The Rubens at the Palace Hotel located in Victoria, just steps away from Buckingham Palace, has revealed their green side – a 350 square meter wall planted with 16 tons of soil and 10,000 plants to bring fresh air and biodiversity to the central London locale. The living wall is intended to attract pollinators year-round as well as help with the city-wide problem of urban flooding.
In London, many surfaces – such as roads and roofs – are completely sealed, so in bouts of heavy rain, the drains overflow because there is no place for the water to go. The green wall will harvest rainwater, storing it in tanks where it will be used to irrigate the plants. By storing the liquid – the tanks hold up to 10,000 gallons – the water has a chance to evaporate rather than flood. The wall of plants will also help a dense area by cleaning the air. Armando Raish, managing director of green walll company Treebox, who will be maintaining the site, explained:
The wall will help improve the respiratory health of the people who live and visit Victoria by absorbing pollutants, an important feature of the wall given the mounting evidence that shows just how harmful particulate matter can be to human health.

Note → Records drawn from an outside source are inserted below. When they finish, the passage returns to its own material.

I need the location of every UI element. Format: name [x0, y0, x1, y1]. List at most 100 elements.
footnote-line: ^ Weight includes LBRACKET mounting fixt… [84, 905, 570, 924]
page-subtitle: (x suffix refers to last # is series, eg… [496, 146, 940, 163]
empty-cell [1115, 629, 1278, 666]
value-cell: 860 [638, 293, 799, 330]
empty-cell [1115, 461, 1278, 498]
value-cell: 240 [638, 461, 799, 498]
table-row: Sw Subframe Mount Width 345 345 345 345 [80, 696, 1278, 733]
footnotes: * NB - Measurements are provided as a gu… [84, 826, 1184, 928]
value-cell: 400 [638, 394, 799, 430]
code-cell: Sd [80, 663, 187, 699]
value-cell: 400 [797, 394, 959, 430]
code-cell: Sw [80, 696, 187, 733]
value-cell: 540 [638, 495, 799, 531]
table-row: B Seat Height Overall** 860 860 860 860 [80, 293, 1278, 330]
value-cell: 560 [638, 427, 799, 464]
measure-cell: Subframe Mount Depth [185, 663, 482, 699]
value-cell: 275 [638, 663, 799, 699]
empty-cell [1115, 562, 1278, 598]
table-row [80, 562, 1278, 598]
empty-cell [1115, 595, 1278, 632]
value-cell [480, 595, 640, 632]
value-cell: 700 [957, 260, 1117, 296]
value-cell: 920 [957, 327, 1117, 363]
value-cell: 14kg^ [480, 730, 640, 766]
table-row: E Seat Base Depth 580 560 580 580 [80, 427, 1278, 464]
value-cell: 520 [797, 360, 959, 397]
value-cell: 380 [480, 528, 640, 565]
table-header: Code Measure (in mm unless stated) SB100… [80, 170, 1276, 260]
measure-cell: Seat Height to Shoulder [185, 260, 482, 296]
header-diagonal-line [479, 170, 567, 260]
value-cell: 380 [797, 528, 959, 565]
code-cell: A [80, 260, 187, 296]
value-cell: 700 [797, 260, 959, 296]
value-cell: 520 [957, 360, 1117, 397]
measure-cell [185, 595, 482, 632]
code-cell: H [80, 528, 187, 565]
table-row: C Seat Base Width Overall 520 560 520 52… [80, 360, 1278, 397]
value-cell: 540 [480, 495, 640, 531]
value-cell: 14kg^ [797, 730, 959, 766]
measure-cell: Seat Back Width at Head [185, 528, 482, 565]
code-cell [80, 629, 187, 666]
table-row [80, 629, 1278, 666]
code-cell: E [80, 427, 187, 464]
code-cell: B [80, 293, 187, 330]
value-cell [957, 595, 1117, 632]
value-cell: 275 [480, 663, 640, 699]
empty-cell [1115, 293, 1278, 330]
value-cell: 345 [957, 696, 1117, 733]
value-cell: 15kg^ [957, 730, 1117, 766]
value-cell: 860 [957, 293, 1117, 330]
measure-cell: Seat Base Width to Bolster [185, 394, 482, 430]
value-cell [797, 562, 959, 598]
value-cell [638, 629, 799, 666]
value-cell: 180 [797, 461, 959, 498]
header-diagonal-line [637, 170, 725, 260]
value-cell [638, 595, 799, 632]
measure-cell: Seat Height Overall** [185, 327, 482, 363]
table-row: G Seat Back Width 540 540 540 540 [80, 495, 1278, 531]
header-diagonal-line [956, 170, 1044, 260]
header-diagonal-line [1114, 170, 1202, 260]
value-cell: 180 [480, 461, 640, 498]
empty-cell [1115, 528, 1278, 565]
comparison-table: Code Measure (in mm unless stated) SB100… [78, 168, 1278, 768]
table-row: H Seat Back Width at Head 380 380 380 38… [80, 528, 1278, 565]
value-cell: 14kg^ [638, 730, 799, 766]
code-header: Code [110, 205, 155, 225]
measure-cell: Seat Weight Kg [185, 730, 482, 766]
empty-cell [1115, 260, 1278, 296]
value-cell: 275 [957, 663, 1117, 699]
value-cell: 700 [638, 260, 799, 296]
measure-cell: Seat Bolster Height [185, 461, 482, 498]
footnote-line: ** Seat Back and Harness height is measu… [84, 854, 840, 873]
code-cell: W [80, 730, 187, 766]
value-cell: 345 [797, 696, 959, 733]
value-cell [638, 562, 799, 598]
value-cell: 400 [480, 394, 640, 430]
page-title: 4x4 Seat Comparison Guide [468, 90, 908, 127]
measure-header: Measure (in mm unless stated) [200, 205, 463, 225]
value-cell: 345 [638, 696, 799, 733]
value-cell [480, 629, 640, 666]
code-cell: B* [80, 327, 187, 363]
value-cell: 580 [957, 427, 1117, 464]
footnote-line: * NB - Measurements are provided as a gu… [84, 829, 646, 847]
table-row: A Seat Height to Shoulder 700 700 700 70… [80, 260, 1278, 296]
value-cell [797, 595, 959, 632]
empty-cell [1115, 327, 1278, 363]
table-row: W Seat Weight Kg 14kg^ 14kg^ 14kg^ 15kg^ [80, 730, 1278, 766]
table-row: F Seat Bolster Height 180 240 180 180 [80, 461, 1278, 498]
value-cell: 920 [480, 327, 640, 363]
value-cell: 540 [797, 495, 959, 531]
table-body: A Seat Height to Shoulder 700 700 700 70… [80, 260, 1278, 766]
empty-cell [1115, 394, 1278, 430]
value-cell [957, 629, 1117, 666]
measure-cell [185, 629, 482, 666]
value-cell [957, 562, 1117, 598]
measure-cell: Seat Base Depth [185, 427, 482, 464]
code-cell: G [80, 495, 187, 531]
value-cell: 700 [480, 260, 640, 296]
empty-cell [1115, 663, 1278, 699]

The Rubens at the Palace Hotel offered up its facade after the Victoria Business Improvement District (Victoria BID) conducted an audit seeking out spaces to make the area more green. Jonathan Raggett, Managing Director of Red Carnation Hotels, of which the Rubens at the Palace is a part of, said:
We take the issue of sustainable tourism very seriously across the entire Red Carnation Hotel collection, and this wall will minimize the hotel’s impact on the environment and also improve the air quality and aesthetic in this part of London.
The permanent installation will have ferns, spring bulbs, winter geraniums, crocuses and other seasonal plants to bring bees, birds and butterflies to the area at all time of year.